How are People Scammed?
The scammers target people through social media platforms and even cold call sometimes by attracting them with luring rewards. Scammers then persuade the victims to open their trading account on their websites and ask them to reveal their private, confidential information including their credit card details.
Once the minimum deposit is made, victims are even encouraged to invest to get additional profit. In various cases, victims realize that they were being tricked and fooled, but that’s useless. By the time they discover this, the website is disabled and there is no other way to contact them.
There were 203 such cases reported between June and July 2018 by the police department of the City of London.
Pauline Smith, the Action Fraud Director, was spotted saying:
“It is vital for anyone investing or planning to invest in cryptocurrencies to do extensive research on the company with which they choose to invest. Statistics show that opportunistic fraudsters take advantage of this market, offering investment in cryptocurrencies and using all the tricks of the book to defraud unsuspecting victims.”
The Course of Action
Reportedly, the UK is emerging to be one of the fastest growing cryptocurrency markets, which is why the leading cryptocurrency exchanges like Binance and Coinbase are working hard to enhance their involvement in the country.
This unparalleled occupancy of cryptocurrencies in the UK has led to a sudden spike in the fraudulent activities. Keeping this in mind, the ECA (Economic Crime Academy) has organized a one-day ‘Cryptocurrencies for Investigators’ course to train offices to enable them to manage and recognize the involvement of crypto in their investigations going forward.

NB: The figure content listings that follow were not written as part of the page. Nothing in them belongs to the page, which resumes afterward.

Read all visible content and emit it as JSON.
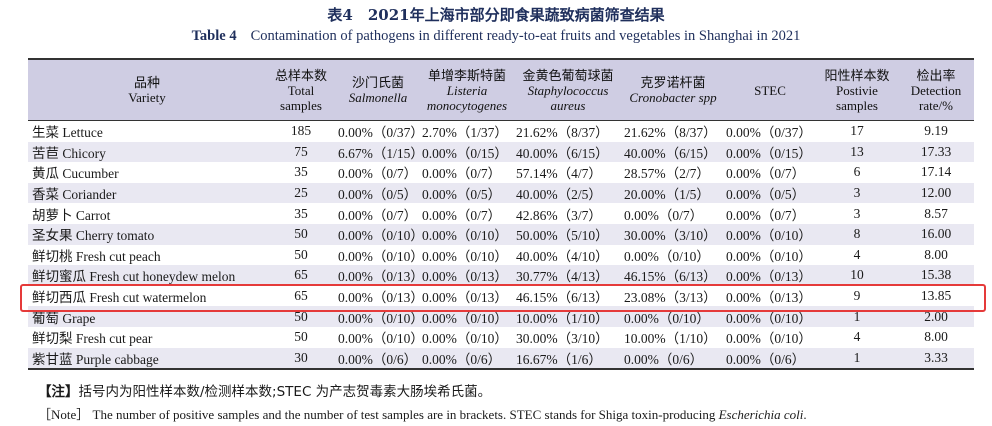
{
  "caption": {
    "cn": "表4　2021年上海市部分即食果蔬致病菌筛查结果",
    "en_label": "Table 4",
    "en_text": "Contamination of pathogens in different ready-to-eat fruits and vegetables in Shanghai in 2021"
  },
  "headers": [
    {
      "cn": "品种",
      "en": "Variety",
      "en_italic": false
    },
    {
      "cn": "总样本数",
      "en": "Total samples",
      "en_italic": false
    },
    {
      "cn": "沙门氏菌",
      "en": "Salmonella",
      "en_italic": true
    },
    {
      "cn": "单增李斯特菌",
      "en": "Listeria monocytogenes",
      "en_italic": true
    },
    {
      "cn": "金黄色葡萄球菌",
      "en": "Staphylococcus aureus",
      "en_italic": true
    },
    {
      "cn": "克罗诺杆菌",
      "en": "Cronobacter spp",
      "en_italic": true
    },
    {
      "cn": "",
      "en": "STEC",
      "en_italic": false
    },
    {
      "cn": "阳性样本数",
      "en": "Postivie samples",
      "en_italic": false
    },
    {
      "cn": "检出率",
      "en": "Detection rate/%",
      "en_italic": false
    }
  ],
  "rows": [
    {
      "variety": "生菜 Lettuce",
      "total": "185",
      "salmonella": "0.00%（0/37）",
      "listeria": "2.70%（1/37）",
      "staph": "21.62%（8/37）",
      "crono": "21.62%（8/37）",
      "stec": "0.00%（0/37）",
      "positive": "17",
      "rate": "9.19"
    },
    {
      "variety": "苦苣 Chicory",
      "total": "75",
      "salmonella": "6.67%（1/15）",
      "listeria": "0.00%（0/15）",
      "staph": "40.00%（6/15）",
      "crono": "40.00%（6/15）",
      "stec": "0.00%（0/15）",
      "positive": "13",
      "rate": "17.33"
    },
    {
      "variety": "黄瓜 Cucumber",
      "total": "35",
      "salmonella": "0.00%（0/7）",
      "listeria": "0.00%（0/7）",
      "staph": "57.14%（4/7）",
      "crono": "28.57%（2/7）",
      "stec": "0.00%（0/7）",
      "positive": "6",
      "rate": "17.14"
    },
    {
      "variety": "香菜 Coriander",
      "total": "25",
      "salmonella": "0.00%（0/5）",
      "listeria": "0.00%（0/5）",
      "staph": "40.00%（2/5）",
      "crono": "20.00%（1/5）",
      "stec": "0.00%（0/5）",
      "positive": "3",
      "rate": "12.00"
    },
    {
      "variety": "胡萝卜 Carrot",
      "total": "35",
      "salmonella": "0.00%（0/7）",
      "listeria": "0.00%（0/7）",
      "staph": "42.86%（3/7）",
      "crono": "0.00%（0/7）",
      "stec": "0.00%（0/7）",
      "positive": "3",
      "rate": "8.57"
    },
    {
      "variety": "圣女果 Cherry tomato",
      "total": "50",
      "salmonella": "0.00%（0/10）",
      "listeria": "0.00%（0/10）",
      "staph": "50.00%（5/10）",
      "crono": "30.00%（3/10）",
      "stec": "0.00%（0/10）",
      "positive": "8",
      "rate": "16.00"
    },
    {
      "variety": "鲜切桃 Fresh cut peach",
      "total": "50",
      "salmonella": "0.00%（0/10）",
      "listeria": "0.00%（0/10）",
      "staph": "40.00%（4/10）",
      "crono": "0.00%（0/10）",
      "stec": "0.00%（0/10）",
      "positive": "4",
      "rate": "8.00"
    },
    {
      "variety": "鲜切蜜瓜 Fresh cut honeydew melon",
      "total": "65",
      "salmonella": "0.00%（0/13）",
      "listeria": "0.00%（0/13）",
      "staph": "30.77%（4/13）",
      "crono": "46.15%（6/13）",
      "stec": "0.00%（0/13）",
      "positive": "10",
      "rate": "15.38"
    },
    {
      "variety": "鲜切西瓜 Fresh cut watermelon",
      "total": "65",
      "salmonella": "0.00%（0/13）",
      "listeria": "0.00%（0/13）",
      "staph": "46.15%（6/13）",
      "crono": "23.08%（3/13）",
      "stec": "0.00%（0/13）",
      "positive": "9",
      "rate": "13.85"
    },
    {
      "variety": "葡萄 Grape",
      "total": "50",
      "salmonella": "0.00%（0/10）",
      "listeria": "0.00%（0/10）",
      "staph": "10.00%（1/10）",
      "crono": "0.00%（0/10）",
      "stec": "0.00%（0/10）",
      "positive": "1",
      "rate": "2.00"
    },
    {
      "variety": "鲜切梨 Fresh cut pear",
      "total": "50",
      "salmonella": "0.00%（0/10）",
      "listeria": "0.00%（0/10）",
      "staph": "30.00%（3/10）",
      "crono": "10.00%（1/10）",
      "stec": "0.00%（0/10）",
      "positive": "4",
      "rate": "8.00"
    },
    {
      "variety": "紫甘蓝 Purple cabbage",
      "total": "30",
      "salmonella": "0.00%（0/6）",
      "listeria": "0.00%（0/6）",
      "staph": "16.67%（1/6）",
      "crono": "0.00%（0/6）",
      "stec": "0.00%（0/6）",
      "positive": "1",
      "rate": "3.33"
    }
  ],
  "highlight_color": "#e53a3a",
  "notes": {
    "cn_label": "【注】",
    "cn_text": "括号内为阳性样本数/检测样本数;STEC 为产志贺毒素大肠埃希氏菌。",
    "en_label": "［Note］",
    "en_text": "The number of positive samples and the number of test samples are in brackets. STEC stands for Shiga toxin-producing",
    "en_italic": "Escherichia coli",
    "en_end": "."
  }
}
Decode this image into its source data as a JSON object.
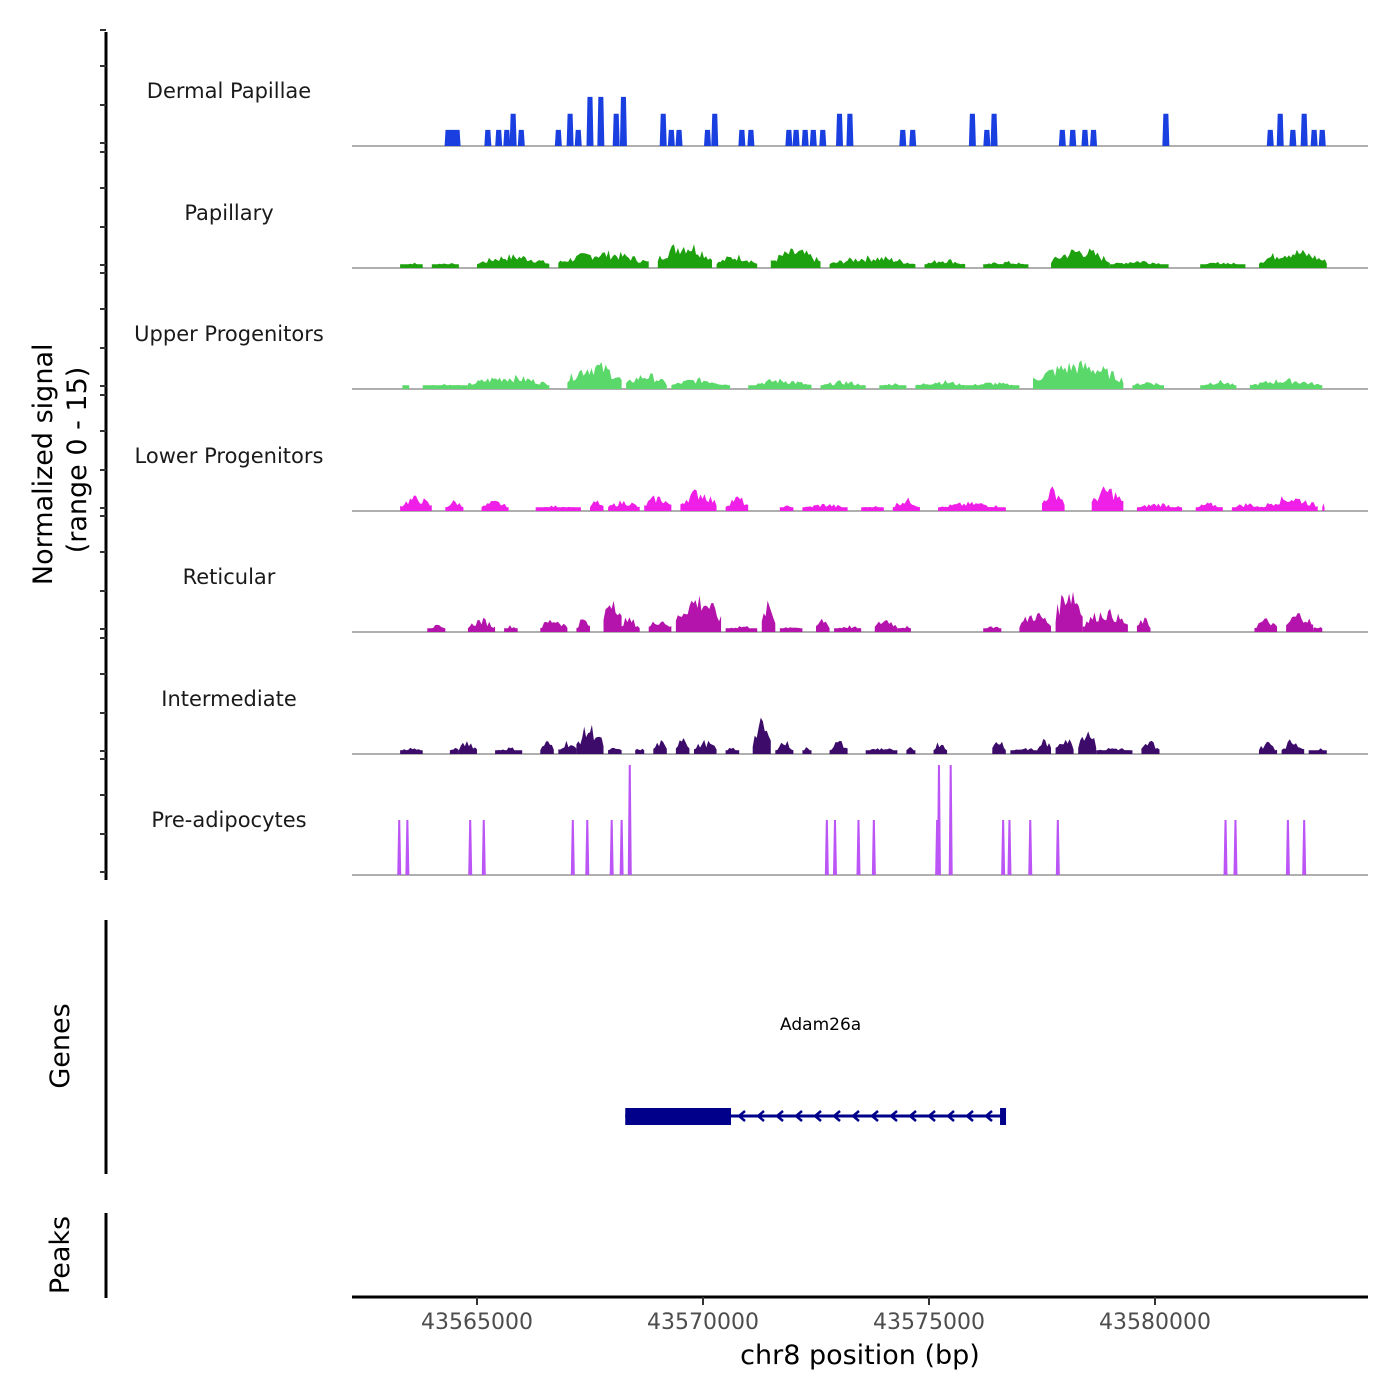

Action Fraud warned, “Professional-looking websites, adverts or social media posts don’t always mean that an investment opportunity is genuine.”
“Criminals can use the names of well-known brands or individuals to make their scams appear legitimate. A genuine bank or financial organization won’t force you to part with your money on the spot. Always be wary if you’re pressured to invest quickly or promised returns that sound too good to be true. Avoid uninvited investment offers, especially those over cold calls. If you’re thinking about investing, get independent advice and thoroughly research the company first.”
Additionally, to further tighten the grip over such frauds, the Action Fraud is reportedly encouraging crypto victims to file their report here.
Are crypto frauds becoming a habit?
On the same lines, Kaspersky Lab also released a report on cybercriminals’ exploitation of (fake) ICOs, making more than $2 million on the second quarter of 2018. Recently, UN Chief of Cybercrime also issued a warning to the cyberhackers that “we will track you down and we will bring you to justice.”